A study has shown that sibling rivalry lasts into adulthood, with arguments continuing down the years over sensitive issues.
A poll commissioned by NOW found that a quarter of adults still argue with their siblings. Some 26% compete with a brother or sister over their career while 22% bicker about home ownership.
Over 20% argue about who is the favourite child, with a further 20% competing over cooking skills.
Other areas of competition included holidays, parenting abilities and who has the best car.
The research also found that older siblings are the most competitive as well as being the most successful. Sisters tend to be more competitive than brothers.
Some 17% of those questioned said they had felt sibling rivalry throughout their lives, with 43% saying it increases around the time of special occasions such as Mother’s Day and birthdays, with competition to organise the best celebration or buy the best gift.

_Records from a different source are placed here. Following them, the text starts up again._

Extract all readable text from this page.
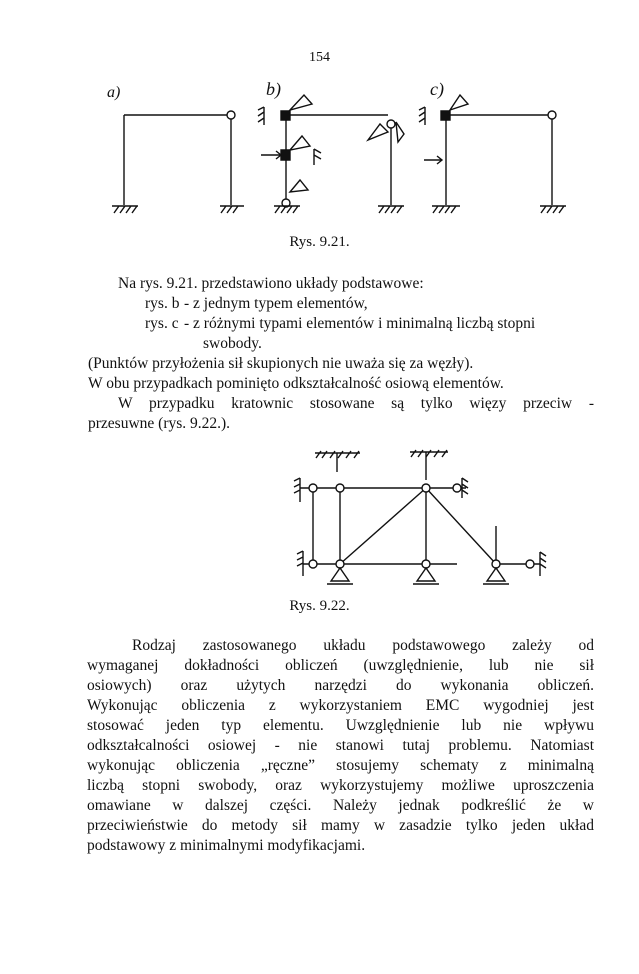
154
a)	b)	c)
Rys. 9.21.
Na rys. 9.21. przedstawiono układy podstawowe:
rys. b - z jednym typem elementów,
rys. c - z różnymi typami elementów i minimalną liczbą stopni
swobody.
(Punktów przyłożenia sił skupionych nie uważa się za węzły).
W obu przypadkach pominięto odkształcalność osiową elementów.
W przypadku kratownic stosowane są tylko więzy przeciw -
przesuwne (rys. 9.22.).
Rys. 9.22.
Rodzaj zastosowanego układu podstawowego zależy od
wymaganej dokładności obliczeń (uwzględnienie, lub nie sił
osiowych) oraz użytych narzędzi do wykonania obliczeń.
Wykonując obliczenia z wykorzystaniem EMC wygodniej jest
stosować jeden typ elementu. Uwzględnienie lub nie wpływu
odkształcalności osiowej - nie stanowi tutaj problemu. Natomiast
wykonując obliczenia „ręczne” stosujemy schematy z minimalną
liczbą stopni swobody, oraz wykorzystujemy możliwe uproszczenia
omawiane w dalszej części. Należy jednak podkreślić że w
przeciwieństwie do metody sił mamy w zasadzie tylko jeden układ
podstawowy z minimalnymi modyfikacjami.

Competition drove 15% to try to outdo their sibling when it comes to having a successful career, with 23% achieving this goal.
What will this mean when it comes to dealing with the death of a parent?
Emotions can run high after a death and where siblings have a sometimes tense relationship, there is a risk that disputes could arise.
If the deceased did not leave a Will, then their estate will pass in accordance with the Rules of Intestacy. These set out a strict order in which family members will inherit. For example, if the deceased left a spouse and children, the spouse will inherit the first £270,000 from the net estate plus the deceased’s personal possessions. The remainder of the estate will be split as to 50% to the spouse and 50% to be shared between the deceased’s children. Stepchildren will not inherit anything.
The estate will also need an administrator, who will generally need to apply for a Grant of Letters of Administration, giving them authority to deal with the winding up. There could be some dispute as to who should take on this role if the deceased did not leave a Will.
If the deceased does not leave a spouse, then their children will share their estate, to include their personal possessions. This gives substantial scope for disagreement over who gets what.
Writing a Will
If you leave a Will you have the chance to set out exactly what you want to happen after your death. You can specify who you want to receive various possessions and who you would like to act as your executor and deal with the administration of your estate.
You can also leave a letter with your Will if you wish, explaining why you made the choices you did.
If your family know exactly what your wishes were, there is less likely to be a dispute when the time comes. If you leave a well-drafted Will, there is also less scope for a family member to challenge the situation or bring a successful claim.
With evidence that disagreements between siblings can continue long-term, putting the right Will in place is more important than ever.